@thumb I'm partial to OpenBSD.
FreeBSD is probably more popular both in terms of users and commercial reuse, but seems to be a bit more x86/Intel hyper focused? PC-BSD used to exist which kinda made FreeBSD a bit more GUI friendly from the get go, but I think whatever is left of that is probably now in TrueOS?
DragonFlyBSD seems to be the land of fascinating experiments which are too out there for mainstream FreeBSD.
Meanwhile, NetBSD jokingly will run on just about anything including a toaster.
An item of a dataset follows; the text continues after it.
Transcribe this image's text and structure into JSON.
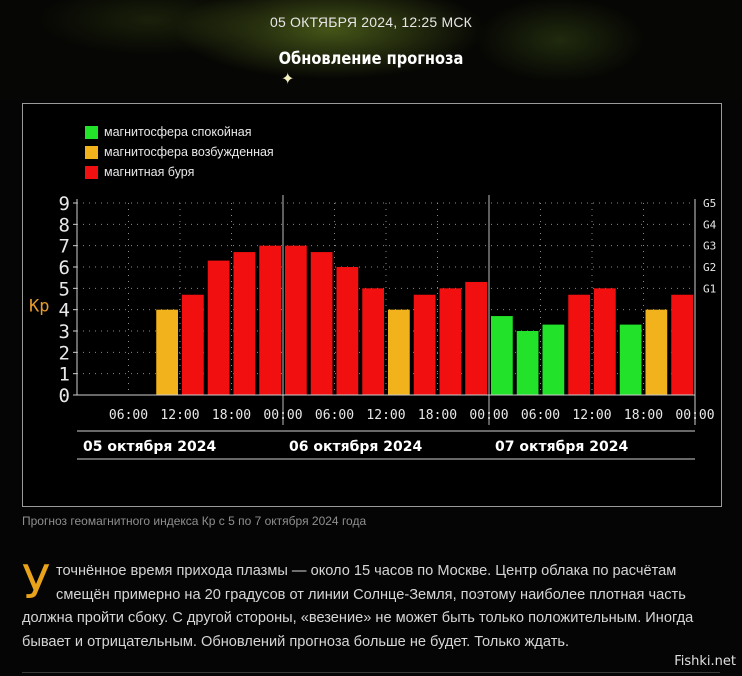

However, they do a lot of cross compilation (OpenBSD is very into making sure that builds work on their supported hardware first hand which is extremely useful) and their politics/fallout are why Theo went from being part of core to forking and creating OpenBSD decades ago.
There are other BSDs too, HardenedBSD is FreeBSD derived with more of a security focus, and MirBSD I guess was OpenBSD derived with a modus operandi I could never fully understand ("Mir" means "My" in German), being some examples which come to mind.
In general though, BSDs have sort of a distinct kernel /usr/src and ports /usr/ports but for me at least, still seem much more cohesive than any Linux distro and are much easier to work with source code rather than relying on package maintainers and such and dealing with binaries.
Having written as much, even OpenBSD now has tools such as syspatch and pkg to make working with binary patching easier.